Money is a measure of value. It is NOT a commodity. There are only two commodities in economics: goods and services. Money is merely a medium of exchange and a measure of the relative value of goods and services. A certain group has introduced the idea of treating money itself as a commodity – and not just a medium of exchange.
The most basic trade relationship is barter: “I'll trade you two of these for one of those.” So, where does money come in? Money is simply a medium for expediting trade. Almost anything can be used as money: gold, silver, wampum. Even funny green paper.
Money must be accepted by the masses as a medium of exchange, and be portable and durable. Money won’t quickly rot like a fish will and it can be carried around and easily exchanged for a wide range of goods and services.
In my city there are Farmer's Markets. On the weekends during good weather, farmers bring fruits, vegetables, meat and baked goods to trade for things that they want. Do you need money to trade goods and services? Not at all. You can trade something you have for something the farmer has.
However, suppose you don’t have anything the farmer wants – but you want something the farmer has? Money can be used as a mutually agreeable means of exchange. Money simplifies trading.
THE VALUE OF MONEY
Money is an arbitrary medium for trading. Literally anything can be used as money - so long as people accept it as such. Money is what a measuring cup is to flour - a way for measuring something more valuable than itself.
BAKING A CAKE
Imagine that you are baking a cake and you you need 2 cups of flour. The cup is a measure of the volume of the flour you're going to use.

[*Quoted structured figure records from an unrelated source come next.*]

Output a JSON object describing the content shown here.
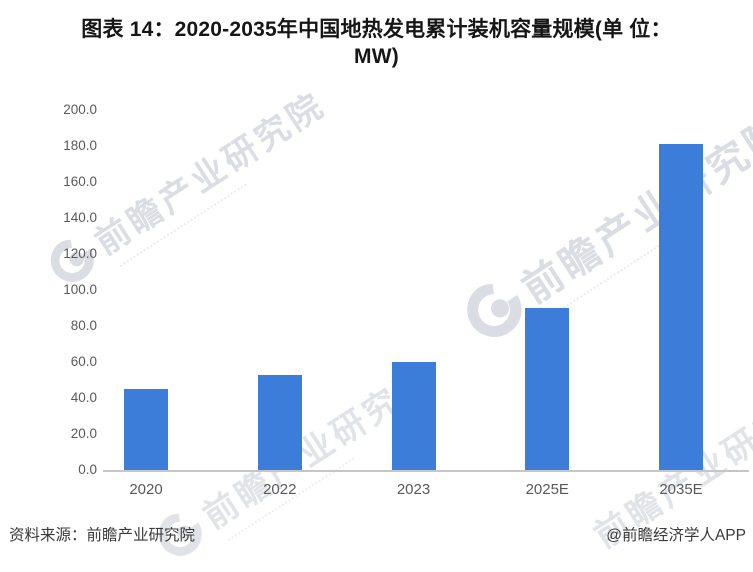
{
  "title": {
    "line1": "图表 14：2020-2035年中国地热发电累计装机容量规模(单 位：",
    "line2": "MW)"
  },
  "chart_data": {
    "type": "bar",
    "title": "图表 14：2020-2035年中国地热发电累计装机容量规模(单 位：MW)",
    "categories": [
      "2020",
      "2022",
      "2023",
      "2025E",
      "2035E"
    ],
    "values": [
      45,
      53,
      60,
      90,
      181
    ],
    "unit": "MW",
    "xlabel": "",
    "ylabel": "",
    "ylim": [
      0,
      200
    ],
    "ytick_step": 20,
    "ytick_labels": [
      "200.0",
      "180.0",
      "160.0",
      "140.0",
      "120.0",
      "100.0",
      "80.0",
      "60.0",
      "40.0",
      "20.0",
      "0.0"
    ],
    "bar_color": "#3b7dd8",
    "grid": false,
    "legend": false
  },
  "watermark": {
    "text": "前瞻产业研究院",
    "color": "#bcc2cd"
  },
  "footer": {
    "source": "资料来源：前瞻产业研究院",
    "credit": "@前瞻经济学人APP"
  }
}
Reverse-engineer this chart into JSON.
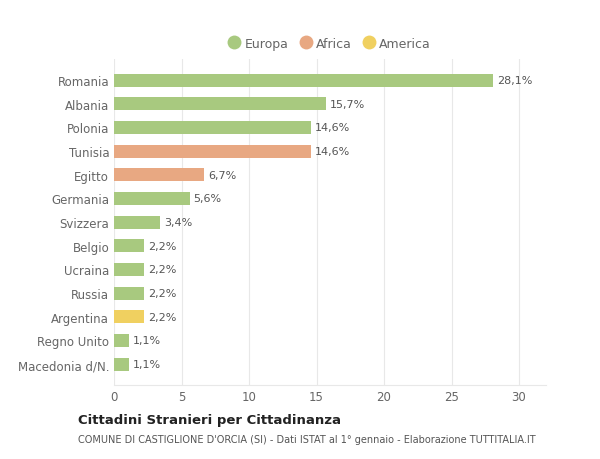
{
  "countries": [
    "Macedonia d/N.",
    "Regno Unito",
    "Argentina",
    "Russia",
    "Ucraina",
    "Belgio",
    "Svizzera",
    "Germania",
    "Egitto",
    "Tunisia",
    "Polonia",
    "Albania",
    "Romania"
  ],
  "values": [
    1.1,
    1.1,
    2.2,
    2.2,
    2.2,
    2.2,
    3.4,
    5.6,
    6.7,
    14.6,
    14.6,
    15.7,
    28.1
  ],
  "labels": [
    "1,1%",
    "1,1%",
    "2,2%",
    "2,2%",
    "2,2%",
    "2,2%",
    "3,4%",
    "5,6%",
    "6,7%",
    "14,6%",
    "14,6%",
    "15,7%",
    "28,1%"
  ],
  "continents": [
    "Europa",
    "Europa",
    "America",
    "Europa",
    "Europa",
    "Europa",
    "Europa",
    "Europa",
    "Africa",
    "Africa",
    "Europa",
    "Europa",
    "Europa"
  ],
  "colors": {
    "Europa": "#a8c97f",
    "Africa": "#e8a882",
    "America": "#f0d060"
  },
  "legend_items": [
    {
      "label": "Europa",
      "color": "#a8c97f"
    },
    {
      "label": "Africa",
      "color": "#e8a882"
    },
    {
      "label": "America",
      "color": "#f0d060"
    }
  ],
  "title": "Cittadini Stranieri per Cittadinanza",
  "subtitle": "COMUNE DI CASTIGLIONE D'ORCIA (SI) - Dati ISTAT al 1° gennaio - Elaborazione TUTTITALIA.IT",
  "xlim": [
    0,
    32
  ],
  "xticks": [
    0,
    5,
    10,
    15,
    20,
    25,
    30
  ],
  "background_color": "#ffffff",
  "grid_color": "#e8e8e8",
  "text_color": "#666666",
  "label_color": "#555555",
  "bar_height": 0.55
}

A cup of flour is about 125 grams on average. You use a cheap paper cup to measure out the volume of one cup of flour. The paper cup has almost no value. So, when you go to bake your cake you measure out 2 cups of flour.
You don’t use “2 cups” - you use 2 cups *of flour*. And there’s the difference: two cups of FLOUR makes a cake. Two cups make a...? You see, it’s the flour that has the value.
MONEY - A Measuring Cup of Value
Money works exactly the same way. Only goods and services have economic value. Money is a measuring cup. A certain group has tricked people into thinking that money itself is valuable – and not merely a measure of value. They treat money as though it's a commodity - and charge interest for its use.
So, what’s wrong with treating money as a commodity? Because it allows the money makers to determine the value of goods and services - and to arbitrarily raise (or sometimes lower) the price.
Let’s go back to our cake analogy. Remember you need 2 cups of flour to make a cake. Let's imagine you have a job that pays in flour. Your job pays you 2 cups of flour a day. You have a family and you only eat cake. Each day, your family eats 1 cake, so when you bake a cake you can afford it because you make 2 cups of flour a day.
But let's say someone has a monopoly on all the cups. They are the "Official Cup Makers". What if one day they decide to reduce the cup's size by half? To feed your family you now need 4 cups of flour a day. But your job still pays you only two cups a day.
Consequently, instead of eating every day your family can only afford to eat every other day. Your employer rejoices because they're now paying you half of what they did previously; but before long rising costs are causing them grief too. They look for ways to save money - and payroll is their single biggest expenditure.
HOW CAN THEY CHANGE THE CUP TO A SMALLER SIZE?
As we mentioned above, the only things that have real economic value are goods and services. Our money makers are like a cup makers monopoly - and they are stealthily robbing you by *shrinking the monetary measure of economic value*. How? By printing up more money and putting it into circulation.
When you're forced to sell off your assets to feed and house your family, the same money makers who've been quietly bankrupting you come along and buy them up for a song. Finally, they come for your food and your house.